Events

SeminarCARF Seminar

Mon, Nov 17, 2025

70th CARF Seminar: Energy Substitution and Biased Technical Change in Japan

※This event is open only to University of Tokyo students, faculty and staff.

Date and Time

Monday, November 17th, 2025 17:00 – 18:00
※Language: English

Venue

【Onsite Meeting Only】
Lecture room E, 12F of International Academic Research Building (Hongo Campus)
https://www.e.u-tokyo.ac.jp/fservice/address/akamon-e.html

Speaker

Julian Salg
Goethe-University Frankfurt

Speaker's Profile

Julian Salg recently defended his doctoral thesis at Goethe University Frankfurt, Germany, titled Energy Substitution, Biased Technical Change and the Economy-Rebound Effect. He holds both a master’s and a bachelor’s degree in economics. His research has taken him to Paris, Copenhagen, and Tokyo. Julian is also a Research Fellow at the Instituto Superior Técnico, University of Lisbon, where he and his co-authors conduct interdisciplinary research at the intersection of economic growth theory and environmental engineering.
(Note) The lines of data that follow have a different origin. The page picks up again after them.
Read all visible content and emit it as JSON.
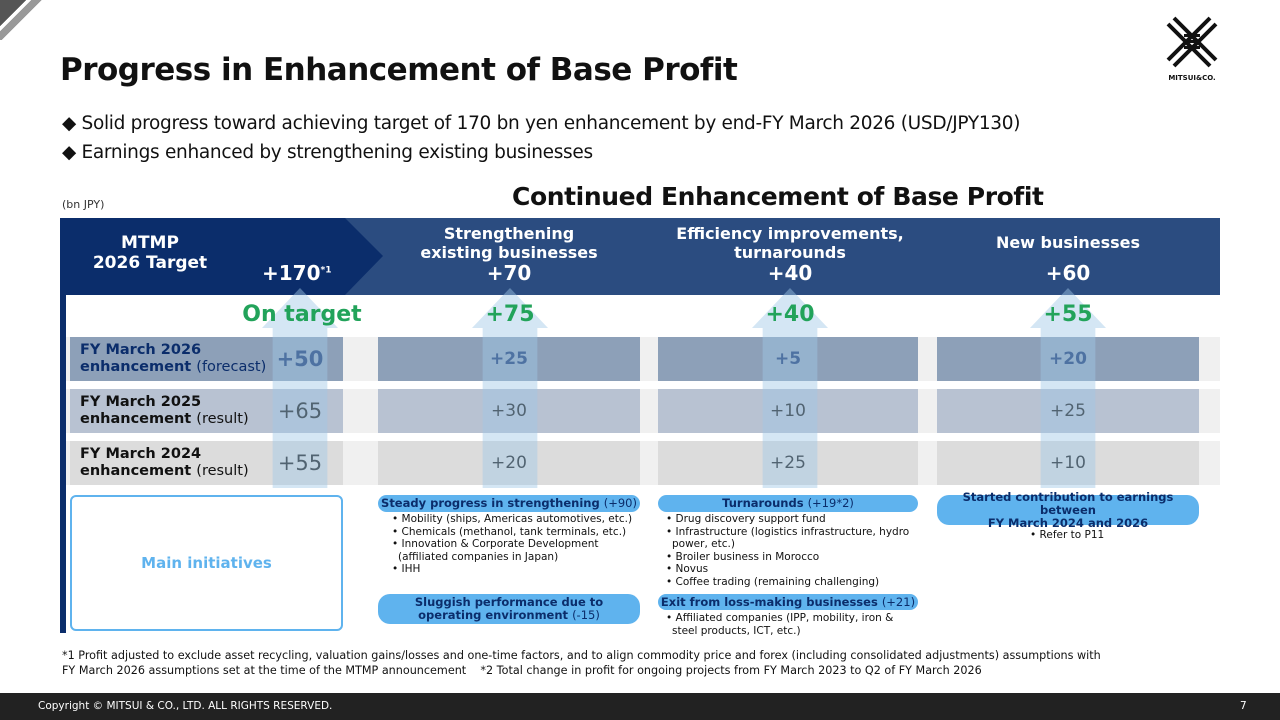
{
  "title": "Progress in Enhancement of Base Profit",
  "bullets": [
    "◆ Solid progress toward achieving target of 170 bn yen enhancement by end-FY March 2026 (USD/JPY130)",
    "◆ Earnings enhanced by strengthening existing businesses"
  ],
  "unit": "(bn JPY)",
  "subtitle": "Continued Enhancement of Base Profit",
  "logo_text": "MITSUI&CO.",
  "header": {
    "target_label_1": "MTMP",
    "target_label_2": "2026 Target",
    "target_value": "+170",
    "target_note": "*1",
    "columns": [
      {
        "line1": "Strengthening",
        "line2": "existing businesses",
        "value": "+70",
        "progress": "+75"
      },
      {
        "line1": "Efficiency improvements,",
        "line2": "turnarounds",
        "value": "+40",
        "progress": "+40"
      },
      {
        "line1": "New businesses",
        "line2": "",
        "value": "+60",
        "progress": "+55"
      }
    ],
    "on_target": "On target"
  },
  "rows": [
    {
      "l1": "FY March 2026",
      "l2": "enhancement",
      "l3": "(forecast)",
      "total": "+50",
      "values": [
        "+25",
        "+5",
        "+20"
      ]
    },
    {
      "l1": "FY March 2025",
      "l2": "enhancement",
      "l3": "(result)",
      "total": "+65",
      "values": [
        "+30",
        "+10",
        "+25"
      ]
    },
    {
      "l1": "FY March 2024",
      "l2": "enhancement",
      "l3": "(result)",
      "total": "+55",
      "values": [
        "+20",
        "+25",
        "+10"
      ]
    }
  ],
  "initiatives": {
    "label": "Main initiatives",
    "steady": {
      "title": "Steady progress in strengthening",
      "amt": "(+90)",
      "items": [
        "Mobility (ships, Americas automotives, etc.)",
        "Chemicals (methanol, tank terminals, etc.)",
        "Innovation & Corporate Development (affiliated companies in Japan)",
        "IHH"
      ]
    },
    "sluggish": {
      "title": "Sluggish performance due to",
      "title2": "operating environment",
      "amt": "(-15)"
    },
    "turnarounds": {
      "title": "Turnarounds",
      "amt": "(+19*2)",
      "items": [
        "Drug discovery support fund",
        "Infrastructure (logistics infrastructure, hydro power, etc.)",
        "Broiler business in Morocco",
        "Novus",
        "Coffee trading (remaining challenging)"
      ]
    },
    "exit": {
      "title": "Exit from loss-making businesses",
      "amt": "(+21)",
      "items": [
        "Affiliated companies (IPP, mobility, iron & steel products, ICT, etc.)"
      ]
    },
    "new": {
      "title": "Started contribution to earnings between",
      "title2": "FY March 2024 and 2026",
      "items": [
        "Refer to P11"
      ]
    }
  },
  "footnotes": [
    "*1 Profit adjusted to exclude asset recycling, valuation gains/losses and one-time factors, and to align commodity price and forex (including consolidated adjustments) assumptions with",
    "FY March 2026 assumptions set at the time of the MTMP announcement    *2 Total change in profit for ongoing projects from FY March 2023 to Q2 of FY March 2026"
  ],
  "copyright": "Copyright © MITSUI & CO., LTD. ALL RIGHTS RESERVED.",
  "page": "7",
  "colors": {
    "navy": "#0b2d6b",
    "header": "#2b4c80",
    "green": "#22a35a",
    "pill": "#5fb3ee"
  }
}
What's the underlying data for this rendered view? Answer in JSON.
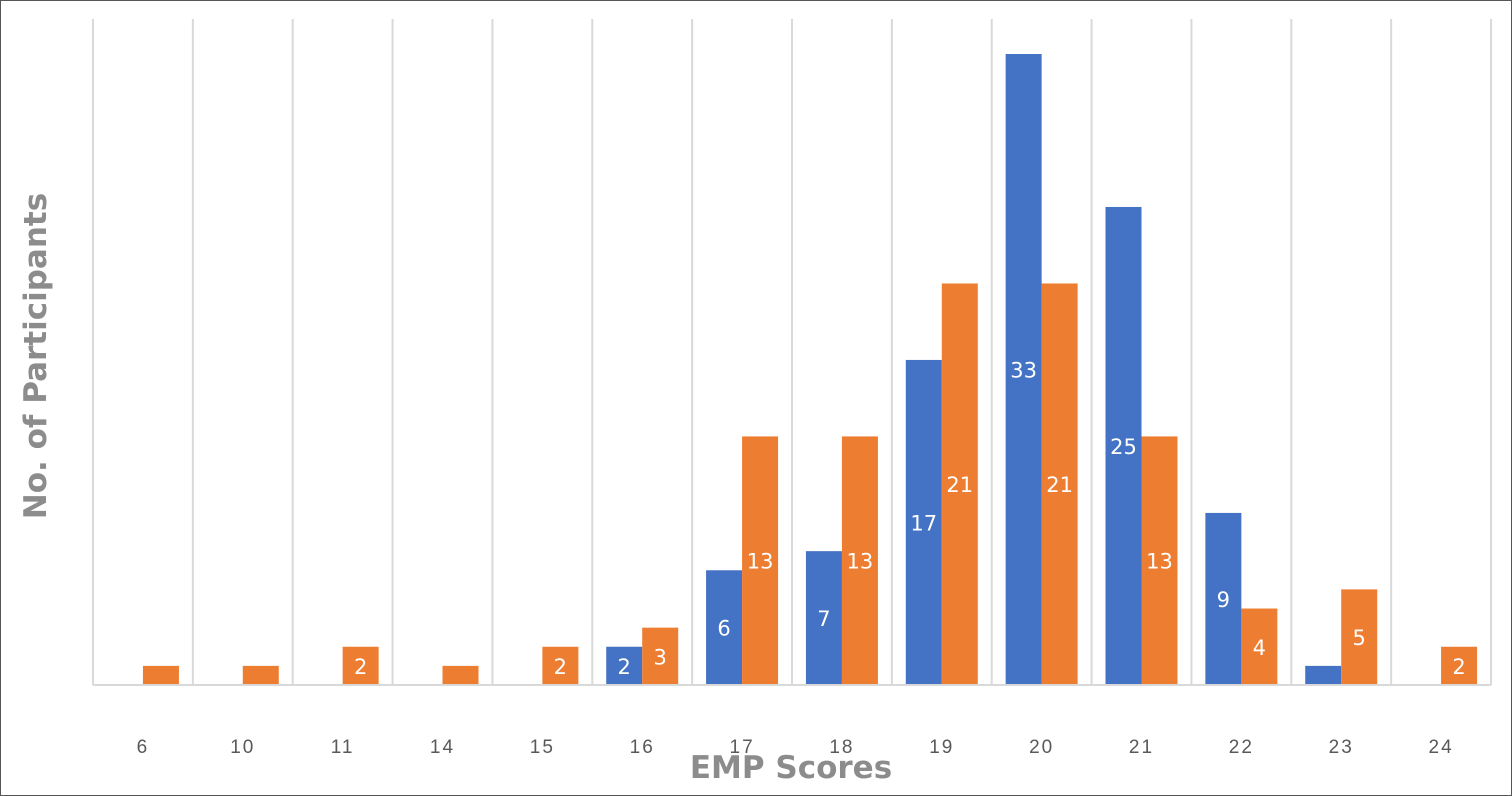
{
  "chart_data": {
    "type": "bar",
    "categories": [
      "6",
      "10",
      "11",
      "14",
      "15",
      "16",
      "17",
      "18",
      "19",
      "20",
      "21",
      "22",
      "23",
      "24"
    ],
    "series": [
      {
        "values": [
          0,
          0,
          0,
          0,
          0,
          2,
          6,
          7,
          17,
          33,
          25,
          9,
          1,
          0
        ],
        "color": "#4472c4"
      },
      {
        "values": [
          1,
          1,
          2,
          1,
          2,
          3,
          13,
          13,
          21,
          21,
          13,
          4,
          5,
          2
        ],
        "color": "#ed7d31"
      }
    ],
    "data_labels": [
      [
        "",
        "",
        "",
        "",
        "",
        "2",
        "6",
        "7",
        "17",
        "33",
        "25",
        "9",
        "",
        ""
      ],
      [
        "",
        "",
        "2",
        "",
        "2",
        "3",
        "13",
        "13",
        "21",
        "21",
        "13",
        "4",
        "5",
        "2"
      ]
    ],
    "xlabel": "EMP Scores",
    "ylabel": "No. of Participants",
    "ylim": [
      0,
      33
    ],
    "grid": "vertical",
    "legend": "none",
    "gridline_color": "#d9d9d9",
    "axis_color": "#d9d9d9"
  }
}
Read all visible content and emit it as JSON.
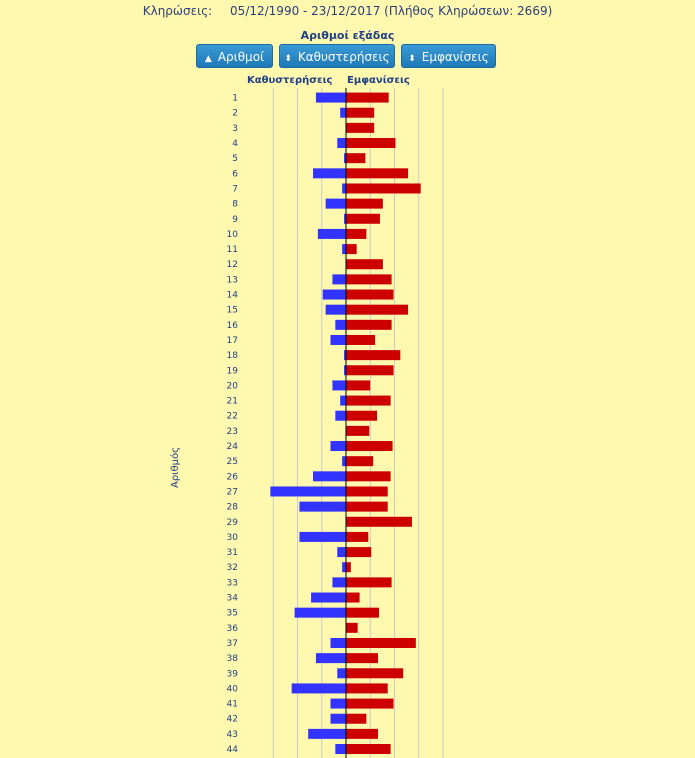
{
  "header": {
    "label": "Κληρώσεις:",
    "range": "05/12/1990 - 23/12/2017  (Πλήθος Κληρώσεων: 2669)"
  },
  "buttons": [
    {
      "label": "Αριθμοί",
      "icon": "▲"
    },
    {
      "label": "Καθυστερήσεις",
      "icon": "⬍"
    },
    {
      "label": "Εμφανίσεις",
      "icon": "⬍"
    }
  ],
  "colors": {
    "delays": "#3333FF",
    "appearances": "#CC0000"
  },
  "chart_data": {
    "type": "bar",
    "orientation": "horizontal-diverging",
    "title": "Αριθμοί εξάδας",
    "ylabel": "Αριθμός",
    "left_header": "Καθυστερήσεις",
    "right_header": "Εμφανίσεις",
    "categories": [
      "1",
      "2",
      "3",
      "4",
      "5",
      "6",
      "7",
      "8",
      "9",
      "10",
      "11",
      "12",
      "13",
      "14",
      "15",
      "16",
      "17",
      "18",
      "19",
      "20",
      "21",
      "22",
      "23",
      "24",
      "25",
      "26",
      "27",
      "28",
      "29",
      "30",
      "31",
      "32",
      "33",
      "34",
      "35",
      "36",
      "37",
      "38",
      "39",
      "40",
      "41",
      "42",
      "43",
      "44"
    ],
    "series": [
      {
        "name": "Καθυστερήσεις",
        "values": [
          31,
          6,
          0,
          9,
          2,
          34,
          4,
          21,
          2,
          29,
          4,
          0,
          14,
          24,
          21,
          11,
          16,
          2,
          2,
          14,
          6,
          11,
          0,
          16,
          4,
          34,
          78,
          48,
          0,
          48,
          9,
          4,
          14,
          36,
          53,
          0,
          16,
          31,
          9,
          56,
          16,
          16,
          39,
          11
        ]
      },
      {
        "name": "Εμφανίσεις",
        "values": [
          44,
          29,
          29,
          51,
          20,
          64,
          77,
          38,
          35,
          21,
          11,
          38,
          47,
          49,
          64,
          47,
          30,
          56,
          49,
          25,
          46,
          32,
          24,
          48,
          28,
          46,
          43,
          43,
          68,
          23,
          26,
          5,
          47,
          14,
          34,
          12,
          72,
          33,
          59,
          43,
          49,
          21,
          33,
          46
        ]
      }
    ],
    "xlim": [
      -100,
      100
    ],
    "grid": true
  }
}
In his current position, Julian serves as Coordinator of the transdisciplinary Competence and Transfer Center for Sustainable Finance and Regulation at the House of Finance in Frankfurt, with a focus on biodiversity and nature-related risks.

Abstract

The study estimates an energy-augmented Constant Elasticity of Substitution (CES) production function using the so-called “System of Simultaneous Equations Approach” to analyze how Japan’s high energy demand and scarce domestic resources have shaped its aggregate supply-side conditions from 1978 to 2019. Results show low energy substitution elasticity (~0.3) and a decelerating trend in energy-saving technical progress. Additionally, 39% of efficiency-induced energy savings are offset by the economy-wide rebound effect – a feedback mechanism that is underexplored in the Japanese context. These findings hold across a battery of robustness checks, including controlling for endogeneity via instrumented variables, excluding residential energy consumption, and testing different nesting structures of the objective production function. By extending the model and allowing for smooth regime switches in the technical progress functions, the study reveals a strong uptick in energy-saving technical progress post-Fukushima. However, under this more flexible model, rebound effects even rise to ~50%, undermining half of Japan’s energy efficiency gains. The economy-wide rebound effect remains a threat to Japan’s energy-growth-decoupling, leaving it vulnerable to fluctuations in the global energy market in the long term. The study recommends that policies promoting energy-efficient innovations should be directed at green technologies (fuel switching) or be paired with measures that mitigate the unintended energy feedback mechanism, such as a carbon tax or energy budgets.